11 juin 2026

Nouvelle polémique pour Zahia Dehar : une émission Netflix sous le feu des critiques

Seize ans après l’affaire qui l’a propulsée malgré elle sous les projecteurs, Zahia Dehar est de nouveau au cœur d’une polémique médiatique. L’ancienne jeune femme, mineure lors des faits de 2010, se retrouve aujourd’hui obligée de répondre à des moqueries diffusées dans une émission de divertissement. Une situation qui interroge sur le traitement médiatique des victimes et la persistance des stigmatisations.

Un scandale qui remonte à 2010

L’affaire avait éclaté peu avant la Coupe du monde 2010, révélant qu’une enquête visait plusieurs joueurs de l’équipe de France. Ces footballeurs étaient accusés d’avoir fait appel à des services de jeunes femmes rémunérées.

Parmi elles se trouvait Zahia Dehar, qui était mineure au moment des faits. Pourtant, c’est son nom qui est devenu synonyme de scandale, tandis que la responsabilité des hommes impliqués semblait reléguée au second plan.

Une émission Netflix au cœur de la controverse

L’émission « Dans la sauce », animée par Paul de Saint-Sernin sur Netflix, a récemment ravivé cette ancienne blessure. Le programme, qui repose sur l’autodérision et l’humiliation consentie des invités présents, a fait référence à Zahia Dehar.

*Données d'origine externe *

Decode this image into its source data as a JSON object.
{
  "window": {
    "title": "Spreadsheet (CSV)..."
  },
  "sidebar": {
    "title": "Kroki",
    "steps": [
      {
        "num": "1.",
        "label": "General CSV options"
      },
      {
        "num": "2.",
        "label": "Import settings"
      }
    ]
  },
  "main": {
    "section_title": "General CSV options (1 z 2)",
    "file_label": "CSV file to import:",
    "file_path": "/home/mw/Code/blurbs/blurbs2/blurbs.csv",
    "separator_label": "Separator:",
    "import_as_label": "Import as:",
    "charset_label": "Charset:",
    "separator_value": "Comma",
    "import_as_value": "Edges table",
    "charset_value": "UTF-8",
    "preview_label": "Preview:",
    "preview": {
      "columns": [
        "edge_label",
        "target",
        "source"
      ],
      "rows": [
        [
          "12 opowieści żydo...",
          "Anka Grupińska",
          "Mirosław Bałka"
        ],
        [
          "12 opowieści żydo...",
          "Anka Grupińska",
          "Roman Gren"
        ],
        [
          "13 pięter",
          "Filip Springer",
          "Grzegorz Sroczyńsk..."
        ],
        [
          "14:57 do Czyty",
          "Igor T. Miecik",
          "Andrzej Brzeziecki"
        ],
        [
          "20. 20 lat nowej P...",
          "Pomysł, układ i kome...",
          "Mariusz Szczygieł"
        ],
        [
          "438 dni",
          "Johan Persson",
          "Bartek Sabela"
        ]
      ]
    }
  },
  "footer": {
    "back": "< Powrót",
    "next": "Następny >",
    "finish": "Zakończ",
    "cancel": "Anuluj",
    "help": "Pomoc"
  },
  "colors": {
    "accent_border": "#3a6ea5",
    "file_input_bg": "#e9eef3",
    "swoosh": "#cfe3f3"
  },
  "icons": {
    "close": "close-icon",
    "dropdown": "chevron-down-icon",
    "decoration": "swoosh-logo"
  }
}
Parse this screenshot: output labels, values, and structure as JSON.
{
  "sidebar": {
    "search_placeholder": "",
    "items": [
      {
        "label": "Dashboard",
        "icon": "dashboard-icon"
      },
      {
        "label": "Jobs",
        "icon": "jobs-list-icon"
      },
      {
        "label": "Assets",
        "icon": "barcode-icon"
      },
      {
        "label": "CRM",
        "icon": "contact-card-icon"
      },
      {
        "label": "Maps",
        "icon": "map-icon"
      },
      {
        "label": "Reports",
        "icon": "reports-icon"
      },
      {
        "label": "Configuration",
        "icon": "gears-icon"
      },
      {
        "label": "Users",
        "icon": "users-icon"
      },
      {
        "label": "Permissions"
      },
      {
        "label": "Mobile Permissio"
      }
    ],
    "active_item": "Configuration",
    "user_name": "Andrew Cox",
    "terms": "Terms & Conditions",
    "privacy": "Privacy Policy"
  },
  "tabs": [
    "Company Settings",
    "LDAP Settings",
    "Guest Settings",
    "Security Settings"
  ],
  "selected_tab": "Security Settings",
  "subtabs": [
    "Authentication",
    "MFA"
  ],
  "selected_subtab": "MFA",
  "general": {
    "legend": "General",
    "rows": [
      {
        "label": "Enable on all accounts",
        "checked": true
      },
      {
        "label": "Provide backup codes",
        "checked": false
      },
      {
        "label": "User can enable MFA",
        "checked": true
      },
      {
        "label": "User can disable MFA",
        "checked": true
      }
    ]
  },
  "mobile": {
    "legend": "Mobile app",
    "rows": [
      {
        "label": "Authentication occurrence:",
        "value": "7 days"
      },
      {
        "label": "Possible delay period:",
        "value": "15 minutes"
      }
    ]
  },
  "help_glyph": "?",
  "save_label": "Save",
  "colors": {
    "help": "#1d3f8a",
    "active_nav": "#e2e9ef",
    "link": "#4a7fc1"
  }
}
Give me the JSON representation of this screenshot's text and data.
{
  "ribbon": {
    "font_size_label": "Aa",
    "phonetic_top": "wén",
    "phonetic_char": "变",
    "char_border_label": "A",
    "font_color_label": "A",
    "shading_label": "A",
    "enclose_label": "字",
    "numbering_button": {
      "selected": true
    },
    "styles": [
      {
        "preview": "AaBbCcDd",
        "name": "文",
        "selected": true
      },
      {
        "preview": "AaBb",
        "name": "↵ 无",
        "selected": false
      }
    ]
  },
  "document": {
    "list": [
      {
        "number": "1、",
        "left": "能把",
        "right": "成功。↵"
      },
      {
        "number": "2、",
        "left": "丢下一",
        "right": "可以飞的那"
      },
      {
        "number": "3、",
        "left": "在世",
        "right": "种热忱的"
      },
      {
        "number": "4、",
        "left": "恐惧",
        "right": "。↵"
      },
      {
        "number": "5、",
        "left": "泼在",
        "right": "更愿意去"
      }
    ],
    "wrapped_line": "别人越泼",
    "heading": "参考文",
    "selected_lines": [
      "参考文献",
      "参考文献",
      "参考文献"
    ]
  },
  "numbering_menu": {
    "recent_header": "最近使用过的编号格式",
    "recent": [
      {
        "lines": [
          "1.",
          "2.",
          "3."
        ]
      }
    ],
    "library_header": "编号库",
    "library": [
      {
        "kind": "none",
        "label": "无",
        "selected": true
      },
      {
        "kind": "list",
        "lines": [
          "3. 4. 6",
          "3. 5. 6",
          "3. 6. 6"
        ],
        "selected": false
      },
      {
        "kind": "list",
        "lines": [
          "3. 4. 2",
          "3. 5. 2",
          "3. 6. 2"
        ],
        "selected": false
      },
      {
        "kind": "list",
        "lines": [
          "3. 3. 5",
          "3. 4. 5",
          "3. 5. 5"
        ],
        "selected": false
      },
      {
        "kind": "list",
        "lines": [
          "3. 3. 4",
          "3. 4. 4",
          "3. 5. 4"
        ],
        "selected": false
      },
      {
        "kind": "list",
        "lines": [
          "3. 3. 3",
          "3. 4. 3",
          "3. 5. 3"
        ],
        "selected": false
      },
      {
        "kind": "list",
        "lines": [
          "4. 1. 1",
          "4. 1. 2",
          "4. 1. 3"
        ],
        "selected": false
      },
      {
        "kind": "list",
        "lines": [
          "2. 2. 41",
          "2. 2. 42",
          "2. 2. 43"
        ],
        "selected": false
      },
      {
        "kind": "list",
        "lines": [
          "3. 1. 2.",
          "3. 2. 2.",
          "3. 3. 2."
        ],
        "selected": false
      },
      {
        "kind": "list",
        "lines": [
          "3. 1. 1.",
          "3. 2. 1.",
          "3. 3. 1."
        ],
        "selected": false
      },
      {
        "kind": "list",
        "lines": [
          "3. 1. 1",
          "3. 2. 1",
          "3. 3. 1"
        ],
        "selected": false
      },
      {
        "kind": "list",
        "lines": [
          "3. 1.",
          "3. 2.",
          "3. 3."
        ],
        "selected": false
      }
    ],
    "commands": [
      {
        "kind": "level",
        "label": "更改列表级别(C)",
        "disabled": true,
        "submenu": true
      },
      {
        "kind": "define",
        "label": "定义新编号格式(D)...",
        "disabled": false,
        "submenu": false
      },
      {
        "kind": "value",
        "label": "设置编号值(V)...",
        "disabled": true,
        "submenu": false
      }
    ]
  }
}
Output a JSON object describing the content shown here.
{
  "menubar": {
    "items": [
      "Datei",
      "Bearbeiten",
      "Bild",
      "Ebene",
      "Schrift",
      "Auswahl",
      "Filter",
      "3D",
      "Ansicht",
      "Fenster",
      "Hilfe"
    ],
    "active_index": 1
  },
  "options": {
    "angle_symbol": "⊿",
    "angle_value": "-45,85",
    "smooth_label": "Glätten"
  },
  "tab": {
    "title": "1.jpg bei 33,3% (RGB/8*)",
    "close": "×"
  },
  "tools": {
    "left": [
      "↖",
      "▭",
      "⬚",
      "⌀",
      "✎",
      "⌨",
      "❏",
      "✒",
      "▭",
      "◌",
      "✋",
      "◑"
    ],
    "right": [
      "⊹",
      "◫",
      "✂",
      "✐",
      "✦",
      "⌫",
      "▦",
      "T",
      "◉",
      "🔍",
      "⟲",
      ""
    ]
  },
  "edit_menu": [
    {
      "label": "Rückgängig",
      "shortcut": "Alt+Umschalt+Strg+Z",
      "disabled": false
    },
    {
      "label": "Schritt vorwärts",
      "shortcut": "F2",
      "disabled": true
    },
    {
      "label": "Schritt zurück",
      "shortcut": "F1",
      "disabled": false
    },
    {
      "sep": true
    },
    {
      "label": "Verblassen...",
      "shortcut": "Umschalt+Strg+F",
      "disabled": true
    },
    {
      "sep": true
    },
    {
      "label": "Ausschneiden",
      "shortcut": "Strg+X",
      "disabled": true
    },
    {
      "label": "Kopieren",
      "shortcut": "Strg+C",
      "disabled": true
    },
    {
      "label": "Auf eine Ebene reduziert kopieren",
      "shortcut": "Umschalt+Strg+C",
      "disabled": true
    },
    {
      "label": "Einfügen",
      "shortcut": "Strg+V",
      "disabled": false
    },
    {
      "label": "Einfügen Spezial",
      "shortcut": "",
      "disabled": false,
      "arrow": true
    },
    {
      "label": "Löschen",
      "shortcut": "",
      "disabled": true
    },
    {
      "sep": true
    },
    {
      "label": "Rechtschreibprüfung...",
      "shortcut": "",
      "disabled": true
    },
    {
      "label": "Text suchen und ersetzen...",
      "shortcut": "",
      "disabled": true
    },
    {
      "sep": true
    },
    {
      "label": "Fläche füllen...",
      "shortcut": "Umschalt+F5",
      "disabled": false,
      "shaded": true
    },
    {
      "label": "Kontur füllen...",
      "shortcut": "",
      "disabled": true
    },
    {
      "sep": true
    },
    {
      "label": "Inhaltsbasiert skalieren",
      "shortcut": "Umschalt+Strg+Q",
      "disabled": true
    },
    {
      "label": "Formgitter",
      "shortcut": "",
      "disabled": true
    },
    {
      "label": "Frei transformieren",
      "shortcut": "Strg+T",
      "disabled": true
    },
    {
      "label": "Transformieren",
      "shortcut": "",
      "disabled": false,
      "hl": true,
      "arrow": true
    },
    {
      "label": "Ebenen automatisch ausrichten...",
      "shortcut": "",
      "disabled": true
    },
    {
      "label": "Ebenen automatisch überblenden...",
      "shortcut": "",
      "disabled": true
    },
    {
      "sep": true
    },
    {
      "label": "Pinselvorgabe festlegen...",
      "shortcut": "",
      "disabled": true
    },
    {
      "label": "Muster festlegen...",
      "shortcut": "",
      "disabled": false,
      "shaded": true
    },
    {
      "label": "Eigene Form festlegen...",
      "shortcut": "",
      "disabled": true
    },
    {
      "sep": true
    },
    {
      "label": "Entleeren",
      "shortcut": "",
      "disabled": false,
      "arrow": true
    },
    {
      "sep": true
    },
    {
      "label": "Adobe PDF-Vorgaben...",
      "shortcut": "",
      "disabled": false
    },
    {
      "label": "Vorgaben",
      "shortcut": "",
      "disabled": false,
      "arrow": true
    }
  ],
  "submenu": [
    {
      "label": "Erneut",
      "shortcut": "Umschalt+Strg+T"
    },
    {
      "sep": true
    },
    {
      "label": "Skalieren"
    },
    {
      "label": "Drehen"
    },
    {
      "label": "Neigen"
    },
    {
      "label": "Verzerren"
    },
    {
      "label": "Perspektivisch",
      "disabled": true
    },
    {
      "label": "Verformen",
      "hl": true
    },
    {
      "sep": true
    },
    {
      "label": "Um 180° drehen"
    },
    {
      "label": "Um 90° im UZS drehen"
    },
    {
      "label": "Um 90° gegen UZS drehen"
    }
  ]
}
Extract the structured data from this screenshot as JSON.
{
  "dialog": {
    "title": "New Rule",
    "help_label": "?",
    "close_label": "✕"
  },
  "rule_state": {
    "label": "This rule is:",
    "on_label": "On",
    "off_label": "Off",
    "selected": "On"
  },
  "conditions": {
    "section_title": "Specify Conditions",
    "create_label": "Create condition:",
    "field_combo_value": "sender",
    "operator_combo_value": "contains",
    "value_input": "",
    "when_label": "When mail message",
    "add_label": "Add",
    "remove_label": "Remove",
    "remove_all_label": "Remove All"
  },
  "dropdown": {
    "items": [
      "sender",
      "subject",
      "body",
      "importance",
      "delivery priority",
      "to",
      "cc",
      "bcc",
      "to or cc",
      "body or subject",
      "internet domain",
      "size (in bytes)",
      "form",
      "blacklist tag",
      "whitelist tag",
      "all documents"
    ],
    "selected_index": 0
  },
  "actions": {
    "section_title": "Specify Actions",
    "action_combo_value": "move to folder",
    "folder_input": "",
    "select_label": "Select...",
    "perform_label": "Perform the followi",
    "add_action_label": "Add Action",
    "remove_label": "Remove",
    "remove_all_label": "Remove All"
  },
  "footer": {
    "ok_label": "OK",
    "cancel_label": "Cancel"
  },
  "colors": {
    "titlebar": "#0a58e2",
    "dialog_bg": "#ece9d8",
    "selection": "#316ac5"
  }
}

Le problème majeur : elle n’était pas sur le plateau et n’a donc pas pu réagir en direct. Elle n’a pas non plus donné son consentement pour être mentionnée ou pour que des blagues soient faites à son sujet.

Des références jugées inappropriées

Les allusions faites dans l’émission ont été considérées comme controversées par de nombreux téléspectateurs. Elles portaient notamment sur la sexualité d’une personne qui était mineure lors des événements évoqués.

La réaction poignante de Zahia Dehar

Face à ces nouvelles moqueries, Zahia Dehar a pris la parole sur les réseaux sociaux. Son message révèle une profonde souffrance et une lassitude face à un traitement médiatique qu’elle juge inhumain.

Elle a déclaré : « Le public n’a jamais voulu voir l’adolescente que j’étais (…) Je me sens déshumanisée comme je l’ai toujours été depuis le début de cette histoire. »

Un sentiment de stagnation

Pour Zahia Dehar, cette émission diffusée en 2026 démontre que aucun progrès réel n’a été accompli dans la manière dont le public et les médias perçoivent son histoire.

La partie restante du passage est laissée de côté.